Карача ехал рядом с князем до самой ставки хана. Здесь поджидал Шихомат, окруженный мурзами и десятком звероглазых нукеров личной ханской стражи. Он властно протянул руку:
– Отдай мне твой меч.
Остей скинул наплечный ремень, протянул мурзе свой тяжелый прямой меч в окованных серебром ножнах. Другого оружия у него не было.
– Входи, повелитель ждет.
Остей обернулся к своим, Симеон, Яков и Акинф одновременно благословили его, он улыбнулся свите и решительно вошел под откинутый стражником полог ханского шатра. В проходе было темно, отстраняя второй полог, Остей споткнулся о деревянный порожек, как будто нарочно поднятый, вступил в сумрачную юрту и услышал позади злое шипение. Когда обернулся, его поразила ярость на изменившемся лице ханского шурина.
– Ты вошел сюда с недобрым умыслом! – зловещим голосом произнес Шихомат. – Порог выдал твои коварные мысли.
Остей, не понимая, что же произошло, растерянно огляделся. За остывшим кострищем никого не было, только на желтой атласной подушке тускло поблескивала серебряная шпора.
– На колени! – рявкнул Шихомат, раздувая шею, как разозленная кобра. – Кайся, собака!
С боков, из-за легких занавесей, выступило двое могучих нукеров с обнаженными мечами, но гордый князь, ничуть не устрашенный, холодно ответил, глядя прямо в бешеные глаза мурзы:
– Мы становимся на колени только перед богом, а я не вижу здесь даже человека.
– Ты видишь шпору великого хана Золотой Орды.

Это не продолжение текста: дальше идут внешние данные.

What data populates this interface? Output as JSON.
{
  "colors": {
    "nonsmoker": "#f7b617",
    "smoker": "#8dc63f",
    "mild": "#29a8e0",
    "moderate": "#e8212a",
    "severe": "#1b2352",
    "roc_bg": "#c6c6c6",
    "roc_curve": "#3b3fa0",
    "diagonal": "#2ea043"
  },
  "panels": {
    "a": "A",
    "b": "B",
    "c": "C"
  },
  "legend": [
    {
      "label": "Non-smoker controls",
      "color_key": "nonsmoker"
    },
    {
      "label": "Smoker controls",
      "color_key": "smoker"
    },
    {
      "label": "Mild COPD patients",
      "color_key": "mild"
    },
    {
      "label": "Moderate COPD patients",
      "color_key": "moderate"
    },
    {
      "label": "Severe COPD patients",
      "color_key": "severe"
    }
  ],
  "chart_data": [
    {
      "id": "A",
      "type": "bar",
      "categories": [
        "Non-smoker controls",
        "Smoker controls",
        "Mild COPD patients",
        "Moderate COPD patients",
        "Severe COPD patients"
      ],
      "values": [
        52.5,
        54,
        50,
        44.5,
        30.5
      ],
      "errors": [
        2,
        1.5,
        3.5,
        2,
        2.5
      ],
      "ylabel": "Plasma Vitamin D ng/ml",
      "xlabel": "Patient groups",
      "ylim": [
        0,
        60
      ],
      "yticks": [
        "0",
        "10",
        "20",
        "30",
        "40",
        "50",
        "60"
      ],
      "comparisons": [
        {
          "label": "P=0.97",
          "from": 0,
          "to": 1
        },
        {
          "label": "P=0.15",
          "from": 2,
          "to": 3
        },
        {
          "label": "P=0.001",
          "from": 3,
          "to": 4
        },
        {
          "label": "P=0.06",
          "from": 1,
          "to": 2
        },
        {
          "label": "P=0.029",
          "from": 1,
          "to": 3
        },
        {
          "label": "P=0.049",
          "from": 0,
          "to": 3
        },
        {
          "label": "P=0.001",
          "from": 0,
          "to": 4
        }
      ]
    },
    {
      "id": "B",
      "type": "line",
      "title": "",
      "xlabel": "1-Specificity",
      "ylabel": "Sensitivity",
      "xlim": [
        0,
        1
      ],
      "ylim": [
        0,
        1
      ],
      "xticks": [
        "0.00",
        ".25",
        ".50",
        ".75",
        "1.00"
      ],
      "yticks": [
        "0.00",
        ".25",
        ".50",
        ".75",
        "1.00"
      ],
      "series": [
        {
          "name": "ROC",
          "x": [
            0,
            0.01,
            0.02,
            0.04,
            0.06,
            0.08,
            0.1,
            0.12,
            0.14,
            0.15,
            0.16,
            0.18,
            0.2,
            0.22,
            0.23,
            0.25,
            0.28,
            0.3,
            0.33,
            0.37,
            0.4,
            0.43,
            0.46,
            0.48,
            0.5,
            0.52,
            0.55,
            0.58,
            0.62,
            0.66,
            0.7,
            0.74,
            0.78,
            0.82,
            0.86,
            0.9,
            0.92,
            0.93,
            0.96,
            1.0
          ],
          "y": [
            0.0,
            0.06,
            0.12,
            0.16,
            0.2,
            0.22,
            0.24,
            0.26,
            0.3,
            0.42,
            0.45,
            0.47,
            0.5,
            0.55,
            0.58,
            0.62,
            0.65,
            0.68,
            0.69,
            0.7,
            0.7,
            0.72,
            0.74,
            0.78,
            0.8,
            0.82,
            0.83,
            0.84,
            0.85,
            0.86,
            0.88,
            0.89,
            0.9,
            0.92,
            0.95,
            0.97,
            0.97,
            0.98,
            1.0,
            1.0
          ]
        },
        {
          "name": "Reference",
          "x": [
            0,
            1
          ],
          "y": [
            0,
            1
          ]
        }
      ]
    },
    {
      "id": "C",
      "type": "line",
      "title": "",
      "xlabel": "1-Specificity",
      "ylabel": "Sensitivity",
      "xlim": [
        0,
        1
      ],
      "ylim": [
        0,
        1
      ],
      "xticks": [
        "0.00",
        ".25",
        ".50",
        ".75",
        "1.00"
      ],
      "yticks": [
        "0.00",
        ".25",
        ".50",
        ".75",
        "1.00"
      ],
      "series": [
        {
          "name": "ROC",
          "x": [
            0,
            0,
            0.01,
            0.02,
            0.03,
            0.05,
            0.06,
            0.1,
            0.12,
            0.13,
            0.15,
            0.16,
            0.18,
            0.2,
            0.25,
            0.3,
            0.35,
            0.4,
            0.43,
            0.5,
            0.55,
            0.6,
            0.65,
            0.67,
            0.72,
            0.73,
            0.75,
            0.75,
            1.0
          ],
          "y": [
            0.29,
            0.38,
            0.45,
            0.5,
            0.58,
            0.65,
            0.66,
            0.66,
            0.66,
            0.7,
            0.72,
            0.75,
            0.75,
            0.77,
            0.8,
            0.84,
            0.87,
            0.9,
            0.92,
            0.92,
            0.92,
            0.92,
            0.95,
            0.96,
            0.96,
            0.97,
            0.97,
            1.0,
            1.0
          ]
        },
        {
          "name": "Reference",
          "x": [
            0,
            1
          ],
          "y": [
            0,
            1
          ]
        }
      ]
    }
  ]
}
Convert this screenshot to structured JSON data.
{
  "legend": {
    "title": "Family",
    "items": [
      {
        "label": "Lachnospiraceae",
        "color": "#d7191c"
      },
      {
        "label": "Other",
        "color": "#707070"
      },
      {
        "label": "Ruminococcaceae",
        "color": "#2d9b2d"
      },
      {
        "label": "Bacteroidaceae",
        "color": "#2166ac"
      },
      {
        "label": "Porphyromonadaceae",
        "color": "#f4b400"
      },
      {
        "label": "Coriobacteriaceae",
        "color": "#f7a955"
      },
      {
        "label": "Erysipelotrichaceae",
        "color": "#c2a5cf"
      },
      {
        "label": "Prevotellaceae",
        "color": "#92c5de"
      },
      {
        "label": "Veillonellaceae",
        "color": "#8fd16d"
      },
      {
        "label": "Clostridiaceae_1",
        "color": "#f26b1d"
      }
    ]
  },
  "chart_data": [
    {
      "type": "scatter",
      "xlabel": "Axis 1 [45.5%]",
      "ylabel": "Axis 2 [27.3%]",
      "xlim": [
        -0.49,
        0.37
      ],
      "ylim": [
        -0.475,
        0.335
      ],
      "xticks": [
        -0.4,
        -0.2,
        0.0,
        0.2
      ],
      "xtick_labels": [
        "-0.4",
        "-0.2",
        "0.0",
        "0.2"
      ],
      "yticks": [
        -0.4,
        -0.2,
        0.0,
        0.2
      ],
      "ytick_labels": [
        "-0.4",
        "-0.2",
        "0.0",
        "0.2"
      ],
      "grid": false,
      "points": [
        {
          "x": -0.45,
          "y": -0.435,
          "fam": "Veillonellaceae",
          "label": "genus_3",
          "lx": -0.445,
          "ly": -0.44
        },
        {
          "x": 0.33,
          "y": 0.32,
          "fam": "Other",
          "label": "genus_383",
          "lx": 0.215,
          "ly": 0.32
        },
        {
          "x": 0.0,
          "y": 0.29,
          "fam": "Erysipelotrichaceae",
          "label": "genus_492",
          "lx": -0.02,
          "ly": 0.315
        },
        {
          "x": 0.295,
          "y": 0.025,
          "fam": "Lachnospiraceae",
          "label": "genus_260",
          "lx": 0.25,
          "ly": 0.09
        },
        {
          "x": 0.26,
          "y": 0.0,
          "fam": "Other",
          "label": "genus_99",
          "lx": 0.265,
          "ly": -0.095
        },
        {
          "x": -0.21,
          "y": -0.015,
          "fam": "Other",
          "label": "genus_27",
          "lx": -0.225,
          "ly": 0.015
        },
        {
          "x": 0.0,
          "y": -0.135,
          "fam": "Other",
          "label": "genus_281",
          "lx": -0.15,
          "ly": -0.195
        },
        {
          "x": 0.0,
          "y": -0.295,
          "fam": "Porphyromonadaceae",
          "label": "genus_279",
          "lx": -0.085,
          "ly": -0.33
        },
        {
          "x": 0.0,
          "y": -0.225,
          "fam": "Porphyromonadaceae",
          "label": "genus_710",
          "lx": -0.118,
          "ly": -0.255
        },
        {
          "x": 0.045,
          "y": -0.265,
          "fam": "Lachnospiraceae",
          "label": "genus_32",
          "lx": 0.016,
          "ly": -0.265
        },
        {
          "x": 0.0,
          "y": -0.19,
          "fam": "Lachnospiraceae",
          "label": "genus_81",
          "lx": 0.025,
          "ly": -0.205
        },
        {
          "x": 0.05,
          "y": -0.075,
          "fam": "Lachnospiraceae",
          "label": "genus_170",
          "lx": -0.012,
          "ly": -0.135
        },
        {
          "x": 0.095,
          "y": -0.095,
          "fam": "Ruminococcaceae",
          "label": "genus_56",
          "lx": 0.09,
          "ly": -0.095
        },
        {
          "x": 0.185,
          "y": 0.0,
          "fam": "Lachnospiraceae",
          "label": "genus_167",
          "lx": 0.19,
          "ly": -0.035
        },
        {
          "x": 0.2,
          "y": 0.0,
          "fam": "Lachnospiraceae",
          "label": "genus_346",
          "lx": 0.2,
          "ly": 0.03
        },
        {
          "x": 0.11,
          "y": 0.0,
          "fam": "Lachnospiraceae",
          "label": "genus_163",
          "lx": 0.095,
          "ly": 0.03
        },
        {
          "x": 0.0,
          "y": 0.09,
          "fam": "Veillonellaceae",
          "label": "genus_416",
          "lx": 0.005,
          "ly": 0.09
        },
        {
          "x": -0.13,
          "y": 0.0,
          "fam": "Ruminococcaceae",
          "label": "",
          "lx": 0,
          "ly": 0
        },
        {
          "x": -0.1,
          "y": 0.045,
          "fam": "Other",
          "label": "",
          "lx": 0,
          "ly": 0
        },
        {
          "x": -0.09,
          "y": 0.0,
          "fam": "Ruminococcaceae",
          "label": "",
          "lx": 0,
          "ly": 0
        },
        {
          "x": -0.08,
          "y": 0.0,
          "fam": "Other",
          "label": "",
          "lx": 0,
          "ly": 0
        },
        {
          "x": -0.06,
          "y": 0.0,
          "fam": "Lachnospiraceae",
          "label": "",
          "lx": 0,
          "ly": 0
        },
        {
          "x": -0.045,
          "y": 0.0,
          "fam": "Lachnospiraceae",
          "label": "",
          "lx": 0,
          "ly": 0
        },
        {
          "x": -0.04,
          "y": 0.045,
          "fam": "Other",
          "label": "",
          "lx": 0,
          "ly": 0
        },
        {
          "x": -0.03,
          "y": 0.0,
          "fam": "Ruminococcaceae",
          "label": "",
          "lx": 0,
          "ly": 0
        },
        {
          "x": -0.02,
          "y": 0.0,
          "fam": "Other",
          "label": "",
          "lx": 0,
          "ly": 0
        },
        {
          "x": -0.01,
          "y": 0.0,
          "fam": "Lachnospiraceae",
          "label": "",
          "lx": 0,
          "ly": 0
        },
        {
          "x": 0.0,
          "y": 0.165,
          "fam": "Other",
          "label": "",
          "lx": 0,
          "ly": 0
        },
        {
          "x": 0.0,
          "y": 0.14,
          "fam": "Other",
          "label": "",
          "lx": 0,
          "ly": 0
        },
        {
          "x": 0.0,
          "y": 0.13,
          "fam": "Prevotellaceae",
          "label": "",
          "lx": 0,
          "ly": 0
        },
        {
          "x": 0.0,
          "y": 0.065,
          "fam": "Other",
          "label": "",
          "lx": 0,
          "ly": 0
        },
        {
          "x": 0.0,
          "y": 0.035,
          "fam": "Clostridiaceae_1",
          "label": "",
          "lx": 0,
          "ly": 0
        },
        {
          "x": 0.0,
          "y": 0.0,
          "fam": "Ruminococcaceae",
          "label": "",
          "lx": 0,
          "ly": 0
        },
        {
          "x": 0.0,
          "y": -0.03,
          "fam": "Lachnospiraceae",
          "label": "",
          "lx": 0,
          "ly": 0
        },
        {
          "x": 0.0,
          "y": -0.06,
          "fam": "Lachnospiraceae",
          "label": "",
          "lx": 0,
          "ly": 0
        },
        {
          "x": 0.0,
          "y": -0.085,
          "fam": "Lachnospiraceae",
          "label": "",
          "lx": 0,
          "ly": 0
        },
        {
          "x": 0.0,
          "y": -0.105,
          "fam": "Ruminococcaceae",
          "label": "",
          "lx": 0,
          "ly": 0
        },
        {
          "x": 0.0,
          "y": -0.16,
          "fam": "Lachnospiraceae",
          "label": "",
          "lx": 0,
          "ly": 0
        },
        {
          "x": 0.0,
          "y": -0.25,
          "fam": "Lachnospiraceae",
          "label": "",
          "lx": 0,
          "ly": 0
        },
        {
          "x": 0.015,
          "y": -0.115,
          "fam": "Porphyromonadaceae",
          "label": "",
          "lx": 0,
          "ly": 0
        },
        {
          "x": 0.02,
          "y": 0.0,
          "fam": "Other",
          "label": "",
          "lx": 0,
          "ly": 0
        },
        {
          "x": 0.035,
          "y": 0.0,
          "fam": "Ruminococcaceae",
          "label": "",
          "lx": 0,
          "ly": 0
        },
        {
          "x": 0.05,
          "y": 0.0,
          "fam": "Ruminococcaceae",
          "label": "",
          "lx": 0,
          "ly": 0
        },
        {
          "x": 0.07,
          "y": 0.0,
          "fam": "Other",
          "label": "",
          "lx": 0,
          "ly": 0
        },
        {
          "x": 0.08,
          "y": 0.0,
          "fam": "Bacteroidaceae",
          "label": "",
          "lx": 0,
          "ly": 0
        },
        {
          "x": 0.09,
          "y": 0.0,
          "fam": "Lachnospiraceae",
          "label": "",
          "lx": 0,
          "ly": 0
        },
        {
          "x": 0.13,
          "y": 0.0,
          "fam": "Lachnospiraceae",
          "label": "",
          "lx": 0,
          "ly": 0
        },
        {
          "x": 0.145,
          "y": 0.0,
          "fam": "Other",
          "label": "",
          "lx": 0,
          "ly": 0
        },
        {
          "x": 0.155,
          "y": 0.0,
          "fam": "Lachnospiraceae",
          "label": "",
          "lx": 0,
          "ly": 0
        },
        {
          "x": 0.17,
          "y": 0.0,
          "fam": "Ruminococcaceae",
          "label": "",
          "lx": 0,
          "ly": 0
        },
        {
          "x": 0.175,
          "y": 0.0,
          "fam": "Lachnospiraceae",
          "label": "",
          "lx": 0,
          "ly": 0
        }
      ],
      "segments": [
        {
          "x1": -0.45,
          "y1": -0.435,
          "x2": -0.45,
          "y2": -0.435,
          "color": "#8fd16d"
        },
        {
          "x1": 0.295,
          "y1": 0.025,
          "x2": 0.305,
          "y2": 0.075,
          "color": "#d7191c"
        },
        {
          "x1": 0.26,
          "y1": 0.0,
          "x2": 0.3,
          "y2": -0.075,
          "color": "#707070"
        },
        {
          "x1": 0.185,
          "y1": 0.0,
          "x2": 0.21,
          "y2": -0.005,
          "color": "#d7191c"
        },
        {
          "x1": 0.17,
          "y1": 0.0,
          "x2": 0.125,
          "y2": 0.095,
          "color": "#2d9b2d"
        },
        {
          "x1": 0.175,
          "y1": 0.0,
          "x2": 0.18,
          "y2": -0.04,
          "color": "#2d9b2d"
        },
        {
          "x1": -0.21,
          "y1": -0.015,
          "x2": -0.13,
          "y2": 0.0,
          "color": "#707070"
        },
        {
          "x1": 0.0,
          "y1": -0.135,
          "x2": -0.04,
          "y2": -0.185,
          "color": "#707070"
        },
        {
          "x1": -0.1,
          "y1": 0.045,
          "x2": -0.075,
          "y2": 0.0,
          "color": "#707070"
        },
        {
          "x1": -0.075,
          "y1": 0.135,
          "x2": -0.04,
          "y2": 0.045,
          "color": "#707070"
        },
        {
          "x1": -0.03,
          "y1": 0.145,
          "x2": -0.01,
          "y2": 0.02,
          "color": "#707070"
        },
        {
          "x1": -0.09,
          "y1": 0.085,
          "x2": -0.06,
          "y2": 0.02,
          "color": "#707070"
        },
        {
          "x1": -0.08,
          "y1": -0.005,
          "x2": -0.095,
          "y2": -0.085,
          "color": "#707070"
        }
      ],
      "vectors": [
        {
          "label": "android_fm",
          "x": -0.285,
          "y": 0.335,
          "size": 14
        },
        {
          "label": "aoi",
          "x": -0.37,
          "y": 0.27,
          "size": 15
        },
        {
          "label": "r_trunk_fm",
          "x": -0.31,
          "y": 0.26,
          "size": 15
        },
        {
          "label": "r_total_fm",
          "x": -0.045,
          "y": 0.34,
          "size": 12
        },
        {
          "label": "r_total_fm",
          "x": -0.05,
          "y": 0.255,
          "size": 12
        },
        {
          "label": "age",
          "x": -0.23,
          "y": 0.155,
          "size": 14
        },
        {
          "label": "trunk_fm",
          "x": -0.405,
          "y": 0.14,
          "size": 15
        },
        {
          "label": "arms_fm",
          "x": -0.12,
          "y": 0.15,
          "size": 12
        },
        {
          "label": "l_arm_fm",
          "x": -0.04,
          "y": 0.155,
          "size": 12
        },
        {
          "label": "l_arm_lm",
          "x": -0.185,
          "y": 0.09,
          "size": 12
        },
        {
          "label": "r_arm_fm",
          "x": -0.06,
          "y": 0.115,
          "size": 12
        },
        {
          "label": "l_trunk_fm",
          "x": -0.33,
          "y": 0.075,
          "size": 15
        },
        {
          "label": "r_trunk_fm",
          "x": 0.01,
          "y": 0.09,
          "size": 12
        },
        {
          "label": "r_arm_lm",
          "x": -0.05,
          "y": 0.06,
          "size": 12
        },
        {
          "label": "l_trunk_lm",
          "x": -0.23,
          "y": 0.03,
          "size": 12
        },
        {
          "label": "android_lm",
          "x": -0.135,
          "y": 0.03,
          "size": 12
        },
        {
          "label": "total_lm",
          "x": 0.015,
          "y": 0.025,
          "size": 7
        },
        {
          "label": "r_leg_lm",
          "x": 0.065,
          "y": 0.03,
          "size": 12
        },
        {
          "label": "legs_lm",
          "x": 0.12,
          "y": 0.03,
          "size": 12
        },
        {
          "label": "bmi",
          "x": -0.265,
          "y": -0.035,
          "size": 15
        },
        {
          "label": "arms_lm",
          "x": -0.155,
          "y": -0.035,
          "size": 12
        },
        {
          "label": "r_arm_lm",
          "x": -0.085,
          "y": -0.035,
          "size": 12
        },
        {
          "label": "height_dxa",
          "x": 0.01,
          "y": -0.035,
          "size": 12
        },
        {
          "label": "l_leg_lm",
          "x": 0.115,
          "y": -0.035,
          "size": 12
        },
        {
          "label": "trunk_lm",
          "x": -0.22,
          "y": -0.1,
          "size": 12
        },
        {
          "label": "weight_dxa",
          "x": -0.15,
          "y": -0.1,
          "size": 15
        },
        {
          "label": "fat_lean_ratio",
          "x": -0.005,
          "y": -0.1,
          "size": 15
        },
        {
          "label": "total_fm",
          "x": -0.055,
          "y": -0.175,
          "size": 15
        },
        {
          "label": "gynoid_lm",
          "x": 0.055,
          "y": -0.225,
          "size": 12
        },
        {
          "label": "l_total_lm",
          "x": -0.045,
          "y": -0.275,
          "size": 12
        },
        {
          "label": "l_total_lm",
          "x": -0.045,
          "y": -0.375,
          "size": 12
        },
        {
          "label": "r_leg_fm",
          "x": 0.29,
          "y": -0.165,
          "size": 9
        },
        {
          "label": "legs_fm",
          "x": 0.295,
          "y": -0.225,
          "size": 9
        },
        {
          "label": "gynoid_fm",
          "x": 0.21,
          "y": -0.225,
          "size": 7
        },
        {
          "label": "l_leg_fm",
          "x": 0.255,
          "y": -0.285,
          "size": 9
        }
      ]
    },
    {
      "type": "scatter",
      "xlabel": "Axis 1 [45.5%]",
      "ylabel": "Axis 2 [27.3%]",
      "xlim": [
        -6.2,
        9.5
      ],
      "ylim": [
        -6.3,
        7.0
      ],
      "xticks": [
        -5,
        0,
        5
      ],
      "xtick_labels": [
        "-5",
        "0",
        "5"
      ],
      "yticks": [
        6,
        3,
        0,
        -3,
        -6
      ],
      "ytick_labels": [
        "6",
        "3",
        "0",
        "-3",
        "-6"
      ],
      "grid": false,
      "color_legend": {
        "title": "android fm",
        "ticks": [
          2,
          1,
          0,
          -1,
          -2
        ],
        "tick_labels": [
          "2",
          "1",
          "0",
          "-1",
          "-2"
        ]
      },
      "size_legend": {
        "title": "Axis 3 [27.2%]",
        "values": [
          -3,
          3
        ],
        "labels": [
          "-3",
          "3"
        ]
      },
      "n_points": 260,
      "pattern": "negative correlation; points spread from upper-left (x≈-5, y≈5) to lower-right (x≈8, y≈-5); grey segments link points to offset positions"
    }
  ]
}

Тебе, блудный раб, оказана великая честь – падай лицом на землю, ползи и целуй шпору повелителя, клянись в полном послушании его воле. Иначе твоя голова не стоит пыли на копытах коня.
Понял Остей, чего хотят враги. Они знают о рыцарской гордости, они нарочно метят в эту гордость: сломать его волю, втоптать в грязь честь воина. Жить его оставят лишь червем, извивающимся под ханской ногой, предателем, способным на самое черное дело, которого от него потребуют.